I think that means you win the degrees of separation thing.
I kinda thought that whole musical storyline, specifically Lorelei being the only one critical of it, underlined how she was stagnating rather than being content with how things were. The Wild business was much more watch from the hall for me. Ugh. Fun bit for Peter Krause, though.
To be fair to Rory, I don't think she thought of the Chilton possibility as settling until the headmaster said he was trying to help her. It was just a possibility she hadn't considered when he first mentioned it. If he'd followed that up with "seeing how good you were with the students just now, we could really use someone like you here" would have given her an entirely different attitude about it.

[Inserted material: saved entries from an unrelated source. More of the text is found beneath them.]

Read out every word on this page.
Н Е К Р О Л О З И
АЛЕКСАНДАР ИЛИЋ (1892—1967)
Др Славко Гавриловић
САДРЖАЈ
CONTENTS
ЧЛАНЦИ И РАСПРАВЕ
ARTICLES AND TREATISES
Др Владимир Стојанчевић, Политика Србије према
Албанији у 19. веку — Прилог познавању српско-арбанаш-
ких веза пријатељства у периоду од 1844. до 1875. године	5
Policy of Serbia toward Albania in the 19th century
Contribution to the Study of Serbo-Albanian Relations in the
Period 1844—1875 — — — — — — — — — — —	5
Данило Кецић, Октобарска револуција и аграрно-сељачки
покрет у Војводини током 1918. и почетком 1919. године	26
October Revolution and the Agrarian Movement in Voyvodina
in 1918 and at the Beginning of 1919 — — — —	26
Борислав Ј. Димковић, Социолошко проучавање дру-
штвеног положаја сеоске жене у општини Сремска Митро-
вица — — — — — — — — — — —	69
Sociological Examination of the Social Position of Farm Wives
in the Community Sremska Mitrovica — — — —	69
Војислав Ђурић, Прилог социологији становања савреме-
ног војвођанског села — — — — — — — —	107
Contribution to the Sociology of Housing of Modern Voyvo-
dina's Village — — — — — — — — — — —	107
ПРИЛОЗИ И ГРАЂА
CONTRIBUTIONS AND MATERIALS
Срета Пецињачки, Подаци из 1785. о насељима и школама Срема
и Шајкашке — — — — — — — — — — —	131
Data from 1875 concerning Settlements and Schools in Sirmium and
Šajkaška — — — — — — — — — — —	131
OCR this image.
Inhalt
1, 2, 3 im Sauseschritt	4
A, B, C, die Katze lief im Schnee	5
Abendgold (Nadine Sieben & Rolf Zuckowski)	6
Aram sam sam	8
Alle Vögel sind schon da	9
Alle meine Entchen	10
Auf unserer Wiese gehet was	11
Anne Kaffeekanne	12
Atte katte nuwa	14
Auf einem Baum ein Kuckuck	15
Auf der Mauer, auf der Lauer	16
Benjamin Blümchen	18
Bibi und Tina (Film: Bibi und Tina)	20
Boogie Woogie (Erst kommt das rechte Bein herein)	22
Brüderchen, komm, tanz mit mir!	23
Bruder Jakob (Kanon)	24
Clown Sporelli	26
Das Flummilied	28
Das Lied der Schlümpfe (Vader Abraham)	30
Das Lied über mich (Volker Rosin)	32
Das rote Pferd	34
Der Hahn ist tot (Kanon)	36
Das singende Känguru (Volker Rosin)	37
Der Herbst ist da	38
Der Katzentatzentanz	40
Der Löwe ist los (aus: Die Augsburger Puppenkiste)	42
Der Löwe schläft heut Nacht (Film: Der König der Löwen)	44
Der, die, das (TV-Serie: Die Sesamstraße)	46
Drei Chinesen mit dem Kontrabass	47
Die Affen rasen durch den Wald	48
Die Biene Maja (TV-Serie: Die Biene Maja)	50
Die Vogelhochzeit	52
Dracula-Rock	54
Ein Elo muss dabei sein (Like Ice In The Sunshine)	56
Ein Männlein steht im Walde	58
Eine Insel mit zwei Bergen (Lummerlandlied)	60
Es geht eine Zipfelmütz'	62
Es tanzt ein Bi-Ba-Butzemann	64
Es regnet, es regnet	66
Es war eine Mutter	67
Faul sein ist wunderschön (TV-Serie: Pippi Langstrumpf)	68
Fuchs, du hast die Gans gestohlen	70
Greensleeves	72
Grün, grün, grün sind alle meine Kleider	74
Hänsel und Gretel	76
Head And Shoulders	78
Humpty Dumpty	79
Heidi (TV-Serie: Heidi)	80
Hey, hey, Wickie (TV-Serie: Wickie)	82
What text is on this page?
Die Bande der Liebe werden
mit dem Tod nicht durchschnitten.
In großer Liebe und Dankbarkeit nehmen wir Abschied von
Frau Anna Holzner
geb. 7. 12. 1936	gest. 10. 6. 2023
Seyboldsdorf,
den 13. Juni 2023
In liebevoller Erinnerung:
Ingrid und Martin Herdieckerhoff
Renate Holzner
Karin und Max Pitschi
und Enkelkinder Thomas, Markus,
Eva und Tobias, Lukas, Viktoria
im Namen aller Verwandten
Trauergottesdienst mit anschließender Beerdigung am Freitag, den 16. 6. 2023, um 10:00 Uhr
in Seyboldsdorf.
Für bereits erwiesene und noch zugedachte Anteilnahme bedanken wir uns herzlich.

Loved Emily's journey, and Lorelei's made sense for her, Rory's...in a theoretical way I like that she's hitting that "but what if I can't make things go the way I want them to" point that is so hard for successful good-student types when they finally run into it, but her romantic choices are baffling to me, to channel Tim Gunn. I did appreciate her easiness with Dean (so weird to call have JPad be "Dean") at the store, that was nice to see. I'm concerned that they are setting things up for some kind of parallel - having Rory is what gave Lorelei direction and discipline and whatnot and now Rory becoming a single mother will be her own true path to happiness. That would be...disappointing. I did like how the last scene colored the earlier scene with her father, though. The questions make a lot more sense.
Seeing everyone again is just so fun. A little too much Kirk in the first hour, but just about right in the end.